La imagen proyectada en la superficie de la mesa era de una nitidez lasciva mostrando en relieve los cuerpos enredados en su propio ritual de apareamiento.
Se había parado el reloj de pared y lo único que proporcionaba más realismo a la escena eran los reflejos dorados sobre la piel del fuego que amainaba al otro lado de la chimenea. El contorno del torso masculino dibujaba sombras en el resto de la habitación mientras la mujer yacía en su propia contorsión de gemidos y espasmos musculares. Los dedos del hombre entraban y salían de mi cabeza mientras ella seguía con los suyos puestos en mi, como queriendo contagiarme de todo aquel placer que la desbordaba. Podía sentirles desde dentro, acompañarles desde mi propio reflejo en sus ojos de amantes insatisfechos que buscaban alargar el placer a embestidas, a lamentos entrecortados por el gozo y el esfuerzo.
Me miraba el hombre a través de ella y yo decidía sus movimientos obteniendo más placer que los amantes que configuraban la escena de mi propia locura. Yo era la humedad que a ella le sobraba y el sexo erecto por el que gemían sus caderas incandescentes. Era yo la figura perfecta que encajaba descaradamente en la escena ilógica con la que podían dominar mi cuerpo ausente, la parte más irracional de aquella locura.

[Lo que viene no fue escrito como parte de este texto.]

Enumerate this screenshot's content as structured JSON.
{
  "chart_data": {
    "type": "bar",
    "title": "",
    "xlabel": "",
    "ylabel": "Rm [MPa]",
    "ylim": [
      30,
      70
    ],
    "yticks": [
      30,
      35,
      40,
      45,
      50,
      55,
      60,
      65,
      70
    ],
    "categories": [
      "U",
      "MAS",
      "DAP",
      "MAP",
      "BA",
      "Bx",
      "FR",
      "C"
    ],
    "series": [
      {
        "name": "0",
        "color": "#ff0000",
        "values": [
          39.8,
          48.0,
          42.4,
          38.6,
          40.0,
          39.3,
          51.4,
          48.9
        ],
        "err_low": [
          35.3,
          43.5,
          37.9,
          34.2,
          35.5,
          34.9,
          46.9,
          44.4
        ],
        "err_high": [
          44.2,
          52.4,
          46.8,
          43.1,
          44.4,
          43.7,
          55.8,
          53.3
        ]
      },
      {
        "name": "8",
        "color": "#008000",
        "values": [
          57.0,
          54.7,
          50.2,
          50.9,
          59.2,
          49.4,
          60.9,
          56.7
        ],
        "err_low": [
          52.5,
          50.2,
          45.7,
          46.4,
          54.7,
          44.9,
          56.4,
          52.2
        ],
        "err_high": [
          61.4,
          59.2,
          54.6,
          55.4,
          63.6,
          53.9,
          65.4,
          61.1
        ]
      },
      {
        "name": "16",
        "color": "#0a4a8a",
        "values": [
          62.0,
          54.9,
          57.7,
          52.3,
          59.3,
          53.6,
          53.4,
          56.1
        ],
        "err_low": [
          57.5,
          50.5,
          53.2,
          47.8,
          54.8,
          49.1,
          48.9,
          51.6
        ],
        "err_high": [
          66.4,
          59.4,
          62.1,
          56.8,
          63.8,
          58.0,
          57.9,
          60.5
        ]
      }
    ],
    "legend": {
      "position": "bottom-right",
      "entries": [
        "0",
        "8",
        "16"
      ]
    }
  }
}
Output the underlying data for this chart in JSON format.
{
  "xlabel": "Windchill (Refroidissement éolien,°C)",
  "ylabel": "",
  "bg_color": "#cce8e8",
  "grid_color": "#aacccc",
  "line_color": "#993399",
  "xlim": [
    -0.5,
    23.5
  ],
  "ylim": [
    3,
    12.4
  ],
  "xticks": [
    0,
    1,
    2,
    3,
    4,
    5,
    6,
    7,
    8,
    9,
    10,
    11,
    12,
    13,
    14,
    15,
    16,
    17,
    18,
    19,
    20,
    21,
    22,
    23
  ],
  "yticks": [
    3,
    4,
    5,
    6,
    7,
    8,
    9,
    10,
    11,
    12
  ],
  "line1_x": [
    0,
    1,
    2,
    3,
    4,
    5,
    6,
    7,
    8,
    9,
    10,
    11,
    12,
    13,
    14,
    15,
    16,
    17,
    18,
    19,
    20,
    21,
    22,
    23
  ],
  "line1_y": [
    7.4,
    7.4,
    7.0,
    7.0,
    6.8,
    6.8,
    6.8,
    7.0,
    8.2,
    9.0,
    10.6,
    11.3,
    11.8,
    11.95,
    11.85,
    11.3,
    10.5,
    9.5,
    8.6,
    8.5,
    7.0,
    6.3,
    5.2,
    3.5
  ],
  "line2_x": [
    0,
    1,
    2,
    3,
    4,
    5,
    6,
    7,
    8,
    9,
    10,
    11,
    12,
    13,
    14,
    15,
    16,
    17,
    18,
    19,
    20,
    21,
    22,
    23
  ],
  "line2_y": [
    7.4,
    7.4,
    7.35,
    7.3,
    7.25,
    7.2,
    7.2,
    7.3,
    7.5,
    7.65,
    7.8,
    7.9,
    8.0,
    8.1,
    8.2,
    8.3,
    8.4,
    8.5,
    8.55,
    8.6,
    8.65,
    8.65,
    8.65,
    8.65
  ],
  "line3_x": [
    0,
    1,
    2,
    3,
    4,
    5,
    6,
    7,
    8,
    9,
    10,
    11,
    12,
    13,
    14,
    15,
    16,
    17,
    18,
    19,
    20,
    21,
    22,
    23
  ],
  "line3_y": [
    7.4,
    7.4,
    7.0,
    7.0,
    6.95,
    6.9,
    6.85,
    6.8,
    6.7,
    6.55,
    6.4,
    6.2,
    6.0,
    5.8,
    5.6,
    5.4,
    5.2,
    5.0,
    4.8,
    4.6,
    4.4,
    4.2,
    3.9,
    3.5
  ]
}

Ella separaba las piernas y yo sentía al hombre, él abría la boca y me enredaba en su lengua rugosa y cálida mientras mis labios quedaban atrapados en su mirada perdida a través de mi, buscándola en mi cuerpo y sintiéndome en su humedad.
Era ella quien echó la cabeza hacia atrás y yo la que sentí en las entrañas la puñalada del hombre, envidiando el placer que ambos derramaban en la superficie de aquella mesa.